E’ stato presentato Fuori Concorso all’81. Mostra Internazionale d’Arte Cinematografica di Venezia “L’orto americano” di Pupi Avati, prodotto da DueA Film, Minerva Pictures, Rai Cinema, che vede protagonisti Filippo Scotti, Rita Tushingham, Mildred Gustaffsson, Roberto De Francesco, Chiara Caselli, Armando De Ceccon, Morena Gentile, Romano Reggiani, Nicola Nocella, Massimo Bonetti.
L’orto americano narra la storia di un giovane psicopatico con aspirazioni letterarie che si trova a innamorarsi fulmineamente di una giovane infermiera dell’esercito americano. Siamo a Bologna a ridosso della liberazione e a questo giovane problematico è sufficiente l’incontro di sguardi con la bellissima soldatessa per far sì che lui la consideri la donna della sua vita. Casualmente, un anno dopo, nel Midwest americano andrà ad abitare in una casa contigua (in realtà separata da un nefasto orto) alla casa della sua bella. In questa casa vive l’anziana madre disperata per la scomparsa della figlia che dalla conclusione del conflitto, dopo aver scritto a casa che si sarebbe sposata con un italiano, non ha più dato notizie di sé. Inizia così da parte del ragazzo una tesissima ricerca che gli farà vivere una situazione di altissima drammaticità, fino a una conclusione, in Italia, del tutto inattesa.

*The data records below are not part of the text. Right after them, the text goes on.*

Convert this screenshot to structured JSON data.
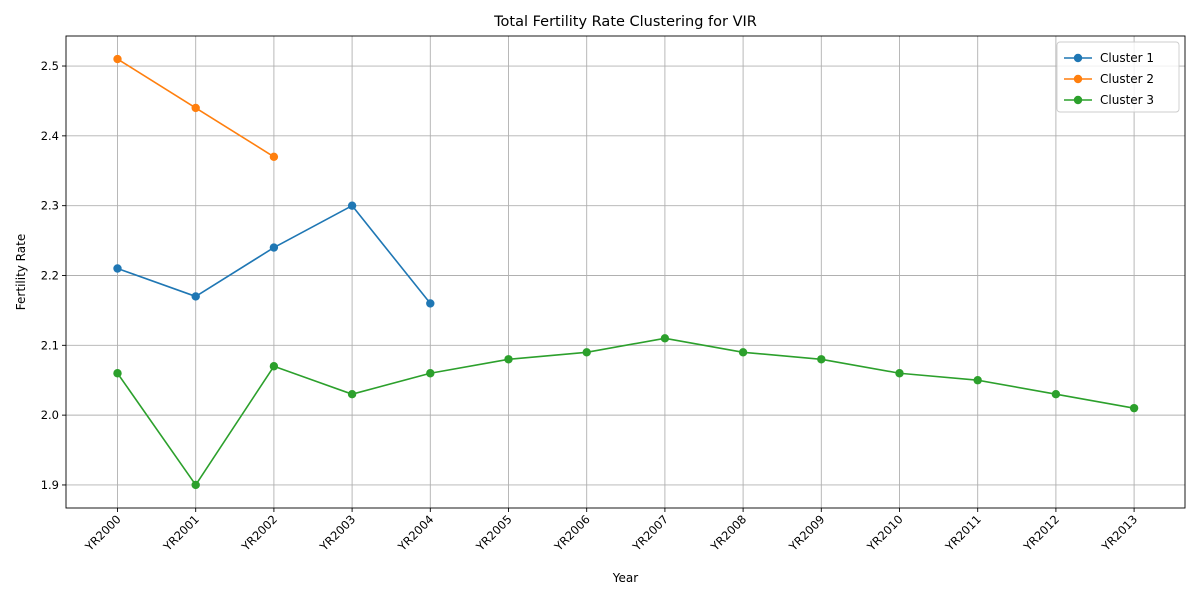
{
  "chart_data": {
    "type": "line",
    "title": "Total Fertility Rate Clustering for VIR",
    "xlabel": "Year",
    "ylabel": "Fertility Rate",
    "categories": [
      "YR2000",
      "YR2001",
      "YR2002",
      "YR2003",
      "YR2004",
      "YR2005",
      "YR2006",
      "YR2007",
      "YR2008",
      "YR2009",
      "YR2010",
      "YR2011",
      "YR2012",
      "YR2013"
    ],
    "yticks": [
      "1.9",
      "2.0",
      "2.1",
      "2.2",
      "2.3",
      "2.4",
      "2.5"
    ],
    "ylim": [
      1.867,
      2.543
    ],
    "grid": true,
    "legend_position": "upper right",
    "series": [
      {
        "name": "Cluster 1",
        "color": "#1f77b4",
        "values": [
          2.21,
          2.17,
          2.24,
          2.3,
          2.16,
          null,
          null,
          null,
          null,
          null,
          null,
          null,
          null,
          null
        ]
      },
      {
        "name": "Cluster 2",
        "color": "#ff7f0e",
        "values": [
          2.51,
          2.44,
          2.37,
          null,
          null,
          null,
          null,
          null,
          null,
          null,
          null,
          null,
          null,
          null
        ]
      },
      {
        "name": "Cluster 3",
        "color": "#2ca02c",
        "values": [
          2.06,
          1.9,
          2.07,
          2.03,
          2.06,
          2.08,
          2.09,
          2.11,
          2.09,
          2.08,
          2.06,
          2.05,
          2.03,
          2.01
        ]
      }
    ]
  }
}
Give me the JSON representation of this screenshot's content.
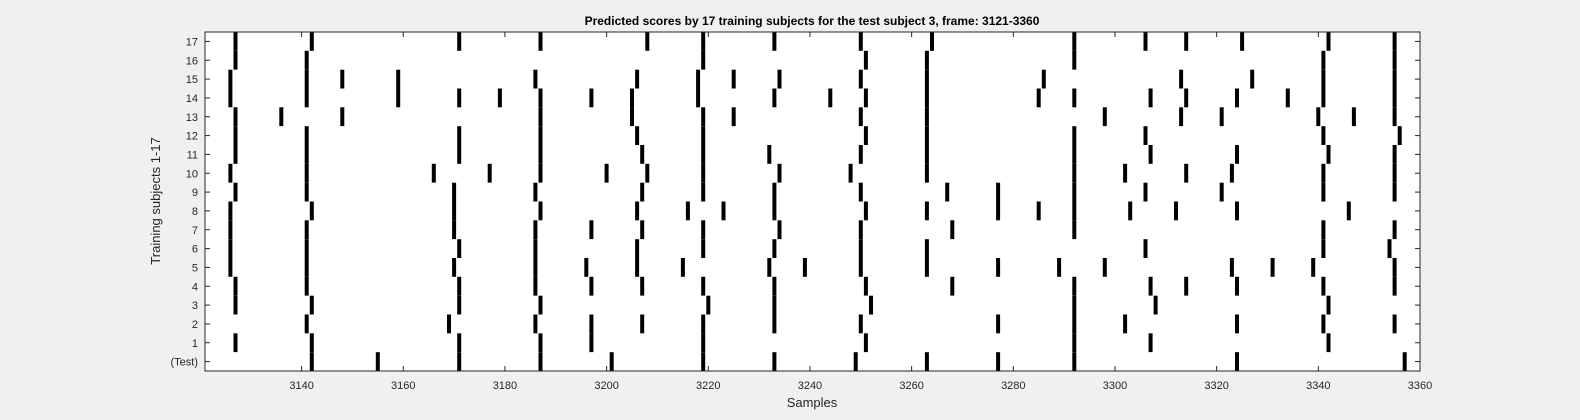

“L’orto americano appartiene ai film della maturità, la fase conclusiva della vita che spinge a lasciare più tracce possibili di sé. In questo momento sono caduti tutti i miei freni inibitori, non ho più paura della sincerità, anzi la vado a cercare. Nel film il contesto del primo dopoguerra italiano non legittima il genere gotico, tuttavia la mia memoria di quegli anni è molto vivida e quindi l’uso del bianco e nero è stata la soluzione ideale perché rimanda ai grandi classici americani. Ho scoperto che girando in bianco e nero non stavo facendo il film, ma stavo facendo il cinema. Quella stagione nella storia del nostro Paese è vissuta a ridosso del concludersi della Seconda guerra mondiale, ancora intrisa dall’orrendo effluvio della paura e della fame in uno scenario di assoluta devastazione. È in questa Italia che si muove il nostro protagonista alla ricerca disperata di un amore totalmente idealizzato. Sarà il mostrare proprio questa Italia ridotta in macerie, nella comparazione con la “rassicurante” America, a tratteggiare simbolicamente il disagio mentale che accompagna l’io narrante della storia”, ha detto Pupi Avati.
“Non mi aspettavo di fare questo film e sono felice di essere entrato in un mondo a parte. Tra le cose che mi hanno emozionato durante la lavorazione ci sono l’attenzione, l’affetto, l’amore di Pupi, si respira sul set un mestiere, un senso di comunità, e questo ha reso il film unico, oltre al fatto di lavorare con attori e attrici eccezionali. E’ un luogo che ti mette nella posizione di crescere”, ha dichiarato Filippo Scotti.
“E’ una grade festa lavorare con Pupi, è come tornare in famiglia. Lui mette sempre l’asticella un po’ più in alto e per un’attrice è stimolante. E’ il terzo film con Avati con tre personaggi totalmente diversi, so che si aspetta tanto da me e cerco di ricambiarlo”, ha spiegato Chiara Caselli.
“E’ la seconda volta che lavoro con Pupi, con lui sento di essere in mani sicure. Nelle scene che ho girato con Filippo era come se fossimo in un nostro piccolo mondo”, ha affermato Rita Tushingham.
“Ho avuto quasi una forma di riconciliazione con il mio lavoro perchè con Pupi si ripropone il gioco della recitazione, ha la capacità di trasmettere l’equilibrio che devi trovare per affrontare una scena e trai da te il meglio che hai”, ha aggiunto Roberto De Francesco.
“Mi sono innamorato del mio personaggio. Durante la produzione del film ho avuto la conferma di quello che è il nostro mestiere: un esercizio per imparare l’arte di farsi del male, senza morire. Nel film il male, così come la bellezza, non muore mai. È un dono aver vissuto ed essermi potuto riconoscere in questo film”, ha concluso Armando De Ceccon.